Stone Farming Under Trees to Have Spring Daffodils

Yesterday was a treat for gardeners who had the time to be outside working and playing.

It was one of those late-February spring teasers: 80 degrees, no wind and lots of sun. Two nights of 26-degrees are coming this weekend according to the weather people. Back to late February reality.

In our neighborhood, two other families were outside enjoying the weather and making new gardens.

Several years ago a friend gave me a 3-ring binder 1950s Better Homes and Gardens gardening book. It had a picture of a back yard daffodil bed that resembled this photo.

I liked the look but wondered where they got the stones.

We lived in Northern California at the time and basically we could stick a plant in the ground and it would grow.

Of course, in northeast Oklahoma, every time we dig a hole to put a plant in place, we are actually stone farming.

We remove and stack the stones on the side of the slope so we can plant under the trees.

Gardening here solved two previous mysteries:
1) Why line beds with stacks of stones and 2) Where do you get all those stones?

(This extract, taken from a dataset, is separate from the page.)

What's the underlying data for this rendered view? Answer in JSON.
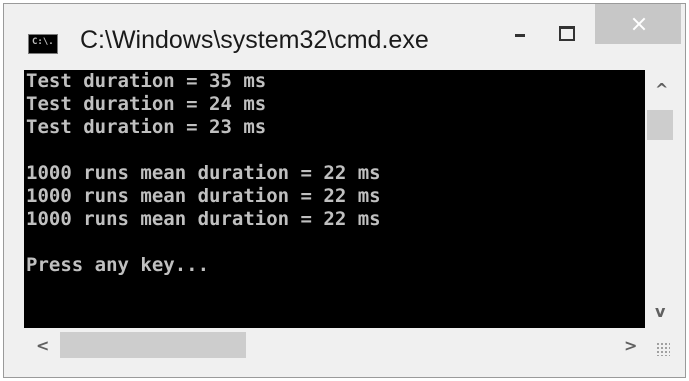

1) To hold the soil when you live on a hill and 2) They come out of the ground when you live on a hill in the Ozark Plateau.

A person can learn a lot by gardening.


Wayne Stratz said…
here you dig in the ground and find stones, but also find out why there is clay pottery.
Molly Day said…
Ha! Good one, Wayne. Making pottery as you garden?

Have I mentioned that the Boral Brick plant is about a mile down the road from us?

Most of the stuff under the ground does not compare to what garden books say about soil. Most of us have dirt, stones and clay.